Canadian Dollar Pare Gains on Risk Aversion

In the end of this week’s session the Canadian dollar pared its previous gains as risk aversion rose this Friday, affecting U.S. stocks performance and also the crude oil, the main Canadian commodity exported to the United States, influencing the loonie’s outlook.
The Canadian currency rose 12 percent versus its U.S. counterpart this year, and since June, Bank of Canada officials are stressing on the fact that a very strong loonie may bring a negative impact to national exporters, and measures to be taken are not ruled out, if the loonie climb further. This month the Canadian currency has been one of the biggest losers versus its U.S. counterpart among the 16 most traded currencies in foreign-exchange markets, losing 1.3 percent as this week ended, which is certainly a favorable scenario for Canadian exporters.
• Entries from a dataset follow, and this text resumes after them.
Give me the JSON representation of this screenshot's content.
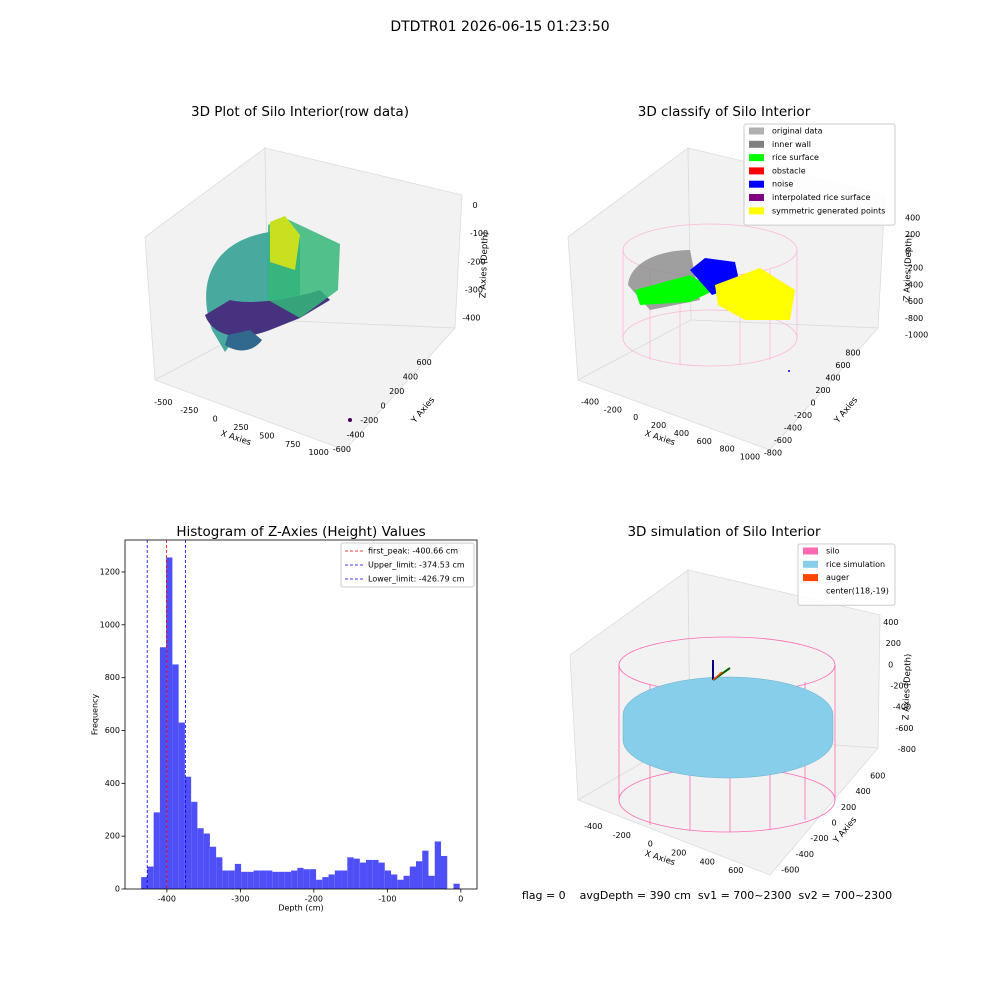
{
  "title": "DTDTR01 2026-06-15 01:23:50",
  "chart_data": [
    {
      "type": "scatter3d",
      "title": "3D Plot of Silo Interior(row data)",
      "xlabel": "X Axies",
      "ylabel": "Y Axies",
      "zlabel": "Z Axies (Depth)",
      "xlim": [
        -600,
        1100
      ],
      "xticks": [
        -500,
        -250,
        0,
        250,
        500,
        750,
        1000
      ],
      "ylim": [
        -700,
        700
      ],
      "yticks": [
        -600,
        -400,
        -200,
        0,
        200,
        400,
        600
      ],
      "zlim": [
        -450,
        20
      ],
      "zticks": [
        -400,
        -300,
        -200,
        -100,
        0
      ]
    },
    {
      "type": "scatter3d",
      "title": "3D classify of Silo Interior",
      "xlabel": "X Axies",
      "ylabel": "Y Axies",
      "zlabel": "Z Axies (Depth)",
      "xlim": [
        -500,
        1100
      ],
      "xticks": [
        -400,
        -200,
        0,
        200,
        400,
        600,
        800,
        1000
      ],
      "ylim": [
        -900,
        900
      ],
      "yticks": [
        -800,
        -600,
        -400,
        -200,
        0,
        200,
        400,
        600,
        800
      ],
      "zlim": [
        -1100,
        500
      ],
      "zticks": [
        -1000,
        -800,
        -600,
        -400,
        -200,
        0,
        200,
        400
      ],
      "legend": [
        {
          "name": "original data",
          "color": "#b0b0b0"
        },
        {
          "name": "inner wall",
          "color": "#808080"
        },
        {
          "name": "rice surface",
          "color": "#00ff00"
        },
        {
          "name": "obstacle",
          "color": "#ff0000"
        },
        {
          "name": "noise",
          "color": "#0000ff"
        },
        {
          "name": "interpolated rice surface",
          "color": "#800080"
        },
        {
          "name": "symmetric generated points",
          "color": "#ffff00"
        }
      ]
    },
    {
      "type": "histogram",
      "title": "Histogram of Z-Axies (Height) Values",
      "xlabel": "Depth (cm)",
      "ylabel": "Frequency",
      "color": "#4f4ff8",
      "bins": [
        -435,
        -426.5,
        -418,
        -409.5,
        -401,
        -392.5,
        -384,
        -375.5,
        -367,
        -358.5,
        -350,
        -341.5,
        -333,
        -324.5,
        -316,
        -307.5,
        -299,
        -290.5,
        -282,
        -273.5,
        -265,
        -256.5,
        -248,
        -239.5,
        -231,
        -222.5,
        -214,
        -205.5,
        -197,
        -188.5,
        -180,
        -171.5,
        -163,
        -154.5,
        -146,
        -137.5,
        -129,
        -120.5,
        -112,
        -103.5,
        -95,
        -86.5,
        -78,
        -69.5,
        -61,
        -52.5,
        -44,
        -35.5,
        -27,
        -18.5,
        -10,
        -1.5
      ],
      "counts": [
        45,
        85,
        290,
        915,
        1255,
        850,
        630,
        425,
        330,
        230,
        210,
        160,
        120,
        70,
        70,
        95,
        65,
        65,
        70,
        70,
        70,
        65,
        65,
        65,
        70,
        80,
        75,
        75,
        35,
        45,
        55,
        70,
        70,
        120,
        115,
        100,
        110,
        110,
        100,
        70,
        55,
        35,
        50,
        85,
        105,
        145,
        50,
        180,
        125,
        0,
        20
      ],
      "xlim": [
        -457,
        22
      ],
      "xticks": [
        -400,
        -300,
        -200,
        -100,
        0
      ],
      "ylim": [
        0,
        1321
      ],
      "yticks": [
        0,
        200,
        400,
        600,
        800,
        1000,
        1200
      ],
      "lines": [
        {
          "name": "first_peak: -400.66 cm",
          "value": -400.66,
          "color": "#ff0000"
        },
        {
          "name": "Upper_limit: -374.53 cm",
          "value": -374.53,
          "color": "#0000ff"
        },
        {
          "name": "Lower_limit: -426.79 cm",
          "value": -426.79,
          "color": "#0000ff"
        }
      ],
      "legend_loc": "upper right"
    },
    {
      "type": "surface3d",
      "title": "3D simulation of Silo Interior",
      "xlabel": "X Axies",
      "ylabel": "Y Axies",
      "zlabel": "Z Axies (Depth)",
      "xlim": [
        -500,
        700
      ],
      "xticks": [
        -400,
        -200,
        0,
        200,
        400,
        600
      ],
      "ylim": [
        -700,
        700
      ],
      "yticks": [
        -600,
        -400,
        -200,
        0,
        200,
        400,
        600
      ],
      "zlim": [
        -900,
        500
      ],
      "zticks": [
        -800,
        -600,
        -400,
        -200,
        0,
        200,
        400
      ],
      "legend": [
        {
          "name": "silo",
          "color": "#ff69b4"
        },
        {
          "name": "rice simulation",
          "color": "#87ceeb"
        },
        {
          "name": "auger",
          "color": "#ff4500"
        },
        {
          "name": "center(118,-19)",
          "color": null
        }
      ]
    }
  ],
  "footer": "flag = 0    avgDepth = 390 cm  sv1 = 700~2300  sv2 = 700~2300"
}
The rally perceived in the beginning of the month which set the loonie to around 1.07 per U.S. dollar raised eyebrows in the Bank of Canada, considering that a stronger currency decreases competitiveness for one nation’s products, with statements regarding this fact already helping to prevent the rally to continue temporarily. It is unlikely that the loonie will rise further, as the national bank already announced that it will take measures to stop its climb, so a rather neutral or bearish trend can be expected for the Canadian currency in the short term.
USD/CAD closed this week at 1.0913 from a previous rate of 1.0863 on Thursday.